Robinson se abrió paso entre la multitud, de regreso al santuario de su camioneta blanca. Algunos de sus seguidores se quedaron atrás. Los activistas de Generation Identity repartieron volantes que explicaban su apoyo a la “preservación de la identidad etnocultural”.

Cerca de una valla en el perímetro del parque, varios jóvenes árabes se reunieron detrás de un pequeño puesto, donde estaban dando información sobre el Corán.

Que tantos crímenes hayan sido cometidos por musulmanes es una prueba de que estás causando un daño desproporcionado a nuestra sociedad”, gritó Jamie, un hombre de 26 años que llevaba lentes con montura negra, una chamarra negra, y jeans azules. “Tu religión no es buena para Gran Bretaña”.
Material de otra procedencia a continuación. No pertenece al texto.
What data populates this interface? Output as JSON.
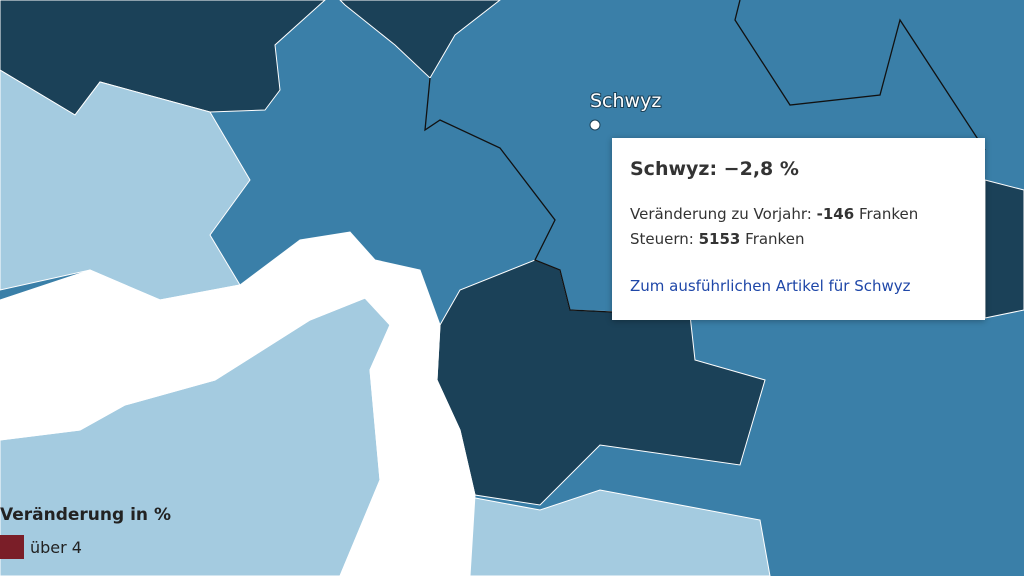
{
  "map": {
    "place_label": "Schwyz",
    "tooltip": {
      "title": "Schwyz: −2,8 %",
      "change_label": "Veränderung zu Vorjahr:",
      "change_value": "-146",
      "change_unit": "Franken",
      "tax_label": "Steuern:",
      "tax_value": "5153",
      "tax_unit": "Franken",
      "link": "Zum ausführlichen Artikel für Schwyz"
    },
    "legend": {
      "title": "Veränderung in %",
      "items": [
        {
          "label": "über 4",
          "color": "#7a1e28"
        }
      ]
    }
  }
}
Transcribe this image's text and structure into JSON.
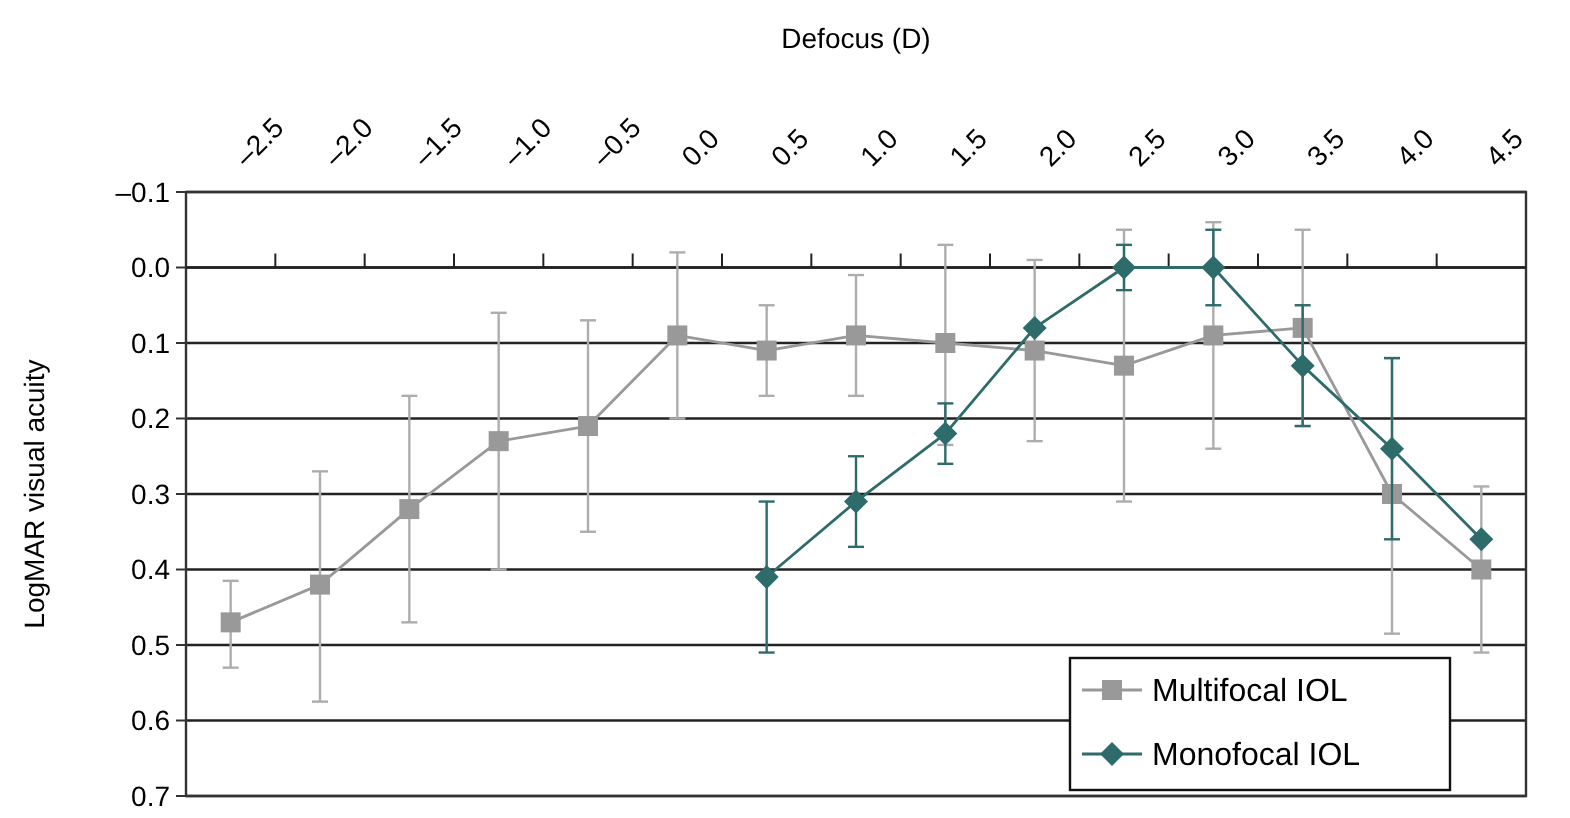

“Bueno, aún estamos aquí y no iremos a ninguna parte”, respondió Asem, un musulmán de 29 años, que dijo haber nacido y criado en el norte de Londres. Tenía barba recortada y llevaba una sudadera gris y una gorra de béisbol verde. “Entonces, ¿qué vas a hacer con respecto a mí? No tengo nada en mi registro [criminal]”, dijo. “Que generalices (acerca de) nosotros como religión es una mierda”.

La discusión continuó durante unos 10 minutos hasta que ninguno de los lados tuvo nada más que decir.“No tengo tiempo para esto”, dijo Asem. Dio media vuelta y se alejó, seguido por un grupo de seis de sus amigos. “¡Sí, vete a casa!”, dijo uno de los jóvenes seguidores de Robinson, que se alejó en la dirección opuesta.

La escena era un retrato de las profundas divisiones que existen en este reino desunido. Cuando el sol se puso el sol sobre Hyde Park, la nieve comenzó a caer. La multitud se dispersó, pisoteando los vidrios rotos y carteles esparcidos por el suelo.